Pregnant women with H1N1 are more likely to be hospitalized, have serious illness or die compared with the rest of us.
That's the stern warning from health officials.
In tonight's report, what local doctors are telling pregnant patients.
Pregnant with her 4th child, Lindsay Wildeboer is thinking more about the flu than in the past.
"It worries me that it's so, that the strains can be so bad it can hospitalize you," she says.
At 8 months along, the registered nurse has reason to be concerned.
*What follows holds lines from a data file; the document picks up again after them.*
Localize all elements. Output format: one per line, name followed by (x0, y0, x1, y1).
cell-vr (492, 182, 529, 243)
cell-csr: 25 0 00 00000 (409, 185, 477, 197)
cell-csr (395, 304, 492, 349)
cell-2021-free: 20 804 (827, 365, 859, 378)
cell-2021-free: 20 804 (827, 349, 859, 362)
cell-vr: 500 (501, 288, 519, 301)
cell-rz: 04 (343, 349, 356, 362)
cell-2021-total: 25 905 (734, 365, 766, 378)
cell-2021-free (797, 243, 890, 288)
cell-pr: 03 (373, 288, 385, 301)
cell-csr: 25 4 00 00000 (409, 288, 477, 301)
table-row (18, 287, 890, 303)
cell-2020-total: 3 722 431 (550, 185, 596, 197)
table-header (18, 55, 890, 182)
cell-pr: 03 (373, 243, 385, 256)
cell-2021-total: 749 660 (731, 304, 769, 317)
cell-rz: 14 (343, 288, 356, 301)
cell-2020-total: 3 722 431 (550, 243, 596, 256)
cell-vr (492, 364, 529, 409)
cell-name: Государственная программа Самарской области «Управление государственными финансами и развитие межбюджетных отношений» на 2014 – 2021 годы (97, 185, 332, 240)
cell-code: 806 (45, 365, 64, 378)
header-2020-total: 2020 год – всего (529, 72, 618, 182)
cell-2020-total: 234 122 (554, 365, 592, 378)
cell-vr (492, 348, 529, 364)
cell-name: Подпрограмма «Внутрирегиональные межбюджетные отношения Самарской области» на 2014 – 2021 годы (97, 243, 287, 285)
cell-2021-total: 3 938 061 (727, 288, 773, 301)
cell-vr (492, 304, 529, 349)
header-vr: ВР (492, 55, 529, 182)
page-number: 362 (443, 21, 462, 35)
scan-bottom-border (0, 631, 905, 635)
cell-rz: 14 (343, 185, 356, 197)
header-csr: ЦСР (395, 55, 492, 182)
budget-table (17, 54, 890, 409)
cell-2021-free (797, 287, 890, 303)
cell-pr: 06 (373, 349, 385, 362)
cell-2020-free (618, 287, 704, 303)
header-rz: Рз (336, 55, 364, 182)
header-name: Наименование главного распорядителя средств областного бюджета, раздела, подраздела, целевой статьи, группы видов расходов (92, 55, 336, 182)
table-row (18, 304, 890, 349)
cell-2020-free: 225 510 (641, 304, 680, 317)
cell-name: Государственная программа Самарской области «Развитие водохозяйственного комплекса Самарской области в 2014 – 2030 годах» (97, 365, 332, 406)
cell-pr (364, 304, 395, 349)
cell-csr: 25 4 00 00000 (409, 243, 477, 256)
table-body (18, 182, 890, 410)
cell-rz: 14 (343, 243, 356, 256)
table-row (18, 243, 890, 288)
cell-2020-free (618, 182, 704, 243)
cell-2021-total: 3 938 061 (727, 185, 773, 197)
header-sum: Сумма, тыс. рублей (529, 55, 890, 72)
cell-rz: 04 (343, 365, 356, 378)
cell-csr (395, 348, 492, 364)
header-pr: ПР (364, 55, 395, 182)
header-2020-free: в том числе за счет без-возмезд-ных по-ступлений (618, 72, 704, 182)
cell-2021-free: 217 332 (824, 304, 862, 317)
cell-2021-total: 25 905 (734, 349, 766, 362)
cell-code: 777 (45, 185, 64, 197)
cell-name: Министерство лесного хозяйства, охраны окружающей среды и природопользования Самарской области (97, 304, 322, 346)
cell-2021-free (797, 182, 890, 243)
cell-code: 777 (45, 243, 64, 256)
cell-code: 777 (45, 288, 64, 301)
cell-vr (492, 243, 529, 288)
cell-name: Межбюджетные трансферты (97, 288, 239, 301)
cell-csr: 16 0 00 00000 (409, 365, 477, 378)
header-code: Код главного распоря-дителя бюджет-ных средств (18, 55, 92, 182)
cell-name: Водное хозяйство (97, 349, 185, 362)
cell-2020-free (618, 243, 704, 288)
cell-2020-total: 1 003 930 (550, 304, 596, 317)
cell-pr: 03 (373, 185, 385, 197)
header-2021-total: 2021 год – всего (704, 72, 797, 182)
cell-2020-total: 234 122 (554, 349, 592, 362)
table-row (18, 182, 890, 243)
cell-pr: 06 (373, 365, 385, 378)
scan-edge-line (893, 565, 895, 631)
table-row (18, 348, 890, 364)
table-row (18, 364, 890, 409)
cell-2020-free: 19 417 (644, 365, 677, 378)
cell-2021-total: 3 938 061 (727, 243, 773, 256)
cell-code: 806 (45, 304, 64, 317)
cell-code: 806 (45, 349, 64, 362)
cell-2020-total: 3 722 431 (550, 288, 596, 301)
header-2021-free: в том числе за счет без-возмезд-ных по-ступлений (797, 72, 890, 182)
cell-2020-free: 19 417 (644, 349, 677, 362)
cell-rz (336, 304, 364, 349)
"We know that when women develop the influenza virus they can be very ill. The risk of a hospitalization is four times that of a non-pregnant patient. The risk of needing an ICU admission, having pre-term labor or other serious, life-threatening complication is much higher," says Dr. Suzy Wing, an ob-gyn.
Doctor Wing is recommending pregnant women, no matter how far along, get both seasonal and H1N1 vaccines.
She says both are safe and made up of the same ingredients.
"There's a change in immunity during pregnancy so that some things we may be more immune to during pregnancy while other things we're more at risk," says Dr. Wing.
If a pregnant woman should experience flu-like symptoms, Wing says she needs to call her doctor.
"Then when folks do develop the signs and symptoms of influenza, we recommend they contact their providers immediately because there are safe anti-viral medicines that can be used," says Dr. Wing.
Of course like any pregnant woman, Lindsay just wants to protect her unborn son.
"Not knowing exactly what is going to pass to the baby," says Lindsay.
One bright spot, Doctor Wing says H1N1 cannot transfer to a fetus.
But the mother's health is critical to keeping the baby safely developing to full-term.